Despite the adversities faced, students must remain motivated and ambitious in order to ensure that goals initially set at the beginning of the year can still be pursued, once school re-opens. Kaila Eng (12) shares, “for me personally, considering i’m a senior and knowing that I have mock exams to study for, IA’s to finish, and my final IB exams in a few weeks, I’m feeling pretty motivated to study because I know that I need to refresh my mind on all the content I learned last year. I get really anxious knowing that i’m going to get tested on so much content, so studying can help me calm down.” In order to remain successful, students must be incentivised to continue immersing themselves into their academic workload, in order to perform successfully on inevitable assessments coming up in the future.
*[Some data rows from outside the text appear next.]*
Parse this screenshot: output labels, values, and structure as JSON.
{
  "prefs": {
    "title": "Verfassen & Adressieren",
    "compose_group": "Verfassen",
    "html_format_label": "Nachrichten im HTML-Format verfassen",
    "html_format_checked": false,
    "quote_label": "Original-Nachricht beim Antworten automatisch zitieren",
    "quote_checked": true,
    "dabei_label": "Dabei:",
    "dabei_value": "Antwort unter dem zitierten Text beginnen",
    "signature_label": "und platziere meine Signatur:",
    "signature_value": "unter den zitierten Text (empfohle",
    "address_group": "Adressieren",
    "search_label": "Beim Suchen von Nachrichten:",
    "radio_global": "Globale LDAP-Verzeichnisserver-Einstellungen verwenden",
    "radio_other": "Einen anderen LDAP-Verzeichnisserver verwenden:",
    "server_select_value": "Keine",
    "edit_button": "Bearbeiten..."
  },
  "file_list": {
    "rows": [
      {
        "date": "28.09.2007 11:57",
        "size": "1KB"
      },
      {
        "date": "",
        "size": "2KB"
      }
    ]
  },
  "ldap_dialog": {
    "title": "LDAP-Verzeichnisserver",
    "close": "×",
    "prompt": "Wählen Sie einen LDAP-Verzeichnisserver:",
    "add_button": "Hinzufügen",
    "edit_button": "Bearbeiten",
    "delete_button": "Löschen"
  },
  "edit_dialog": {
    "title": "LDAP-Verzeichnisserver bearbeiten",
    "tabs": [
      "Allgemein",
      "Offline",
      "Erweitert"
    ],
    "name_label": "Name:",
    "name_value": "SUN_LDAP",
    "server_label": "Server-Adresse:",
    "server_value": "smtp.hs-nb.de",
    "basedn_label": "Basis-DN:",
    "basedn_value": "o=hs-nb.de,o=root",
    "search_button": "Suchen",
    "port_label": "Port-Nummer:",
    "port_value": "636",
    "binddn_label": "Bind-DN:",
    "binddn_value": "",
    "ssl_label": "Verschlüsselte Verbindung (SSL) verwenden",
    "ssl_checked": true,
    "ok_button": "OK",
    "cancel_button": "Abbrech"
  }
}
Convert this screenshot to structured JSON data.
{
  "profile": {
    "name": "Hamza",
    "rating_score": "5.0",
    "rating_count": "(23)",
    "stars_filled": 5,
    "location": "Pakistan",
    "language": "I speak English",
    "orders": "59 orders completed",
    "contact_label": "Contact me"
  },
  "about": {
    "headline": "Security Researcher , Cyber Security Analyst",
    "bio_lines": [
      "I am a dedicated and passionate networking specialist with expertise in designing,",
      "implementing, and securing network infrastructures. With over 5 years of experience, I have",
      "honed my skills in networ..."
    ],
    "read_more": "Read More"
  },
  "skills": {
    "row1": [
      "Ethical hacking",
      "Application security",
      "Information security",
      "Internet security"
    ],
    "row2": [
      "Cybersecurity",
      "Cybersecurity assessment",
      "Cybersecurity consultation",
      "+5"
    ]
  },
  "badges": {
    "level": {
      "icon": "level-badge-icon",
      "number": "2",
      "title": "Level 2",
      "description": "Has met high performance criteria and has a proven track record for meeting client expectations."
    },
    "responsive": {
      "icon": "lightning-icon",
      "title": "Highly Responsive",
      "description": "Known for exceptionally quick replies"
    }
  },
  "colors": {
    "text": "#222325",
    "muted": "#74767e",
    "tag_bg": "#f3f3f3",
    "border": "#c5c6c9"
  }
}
Kaila continues, “The COVID-19 break has made me procrastinate a lot, however it also made me realize that no one is going to tell me to study other than myself. In order to help me stay organized and be free of distractions, I like to create a to-do list, which I follow everyday. Turning off my phone and listening to study music also helps me be more productive.” Students must remember to constantly push themselves, because no one else will do it for them, taking responsibility for your learning has taken on an entirely new meaning this semester.
The recent uprise of COVID-19 has caused global turmoil, but has also allowed for the more sophisticated and flexible use of technology, a revived appreciation for the outdoors, and has highlighted life’s simple pleasures which majority of us take for granted. No one knows exactly what will come next, so the only way to survive this pandemic is constantly adapting to the changing situations, being aware of maintaining a positive mindset, and motivating yourself through keeping in touch with long term goals and incentives of attaining success in the future.
Now more than ever before, we must constantly be mindful of the safety implications our actions may have on the wellbeing of others in our community. Stay strong and safe. Tough times don’t last, but tough people do. Present circumstances must not be given the power to hinder our future goals and ambitions. As Nelson Mandela once put it, “part of being optimistic is keeping one’s head pointed toward the sun, one’s feet moving forward. There were many dark moments when my faith in humanity was sorely tested, but I would not and could not give myself up to despair.”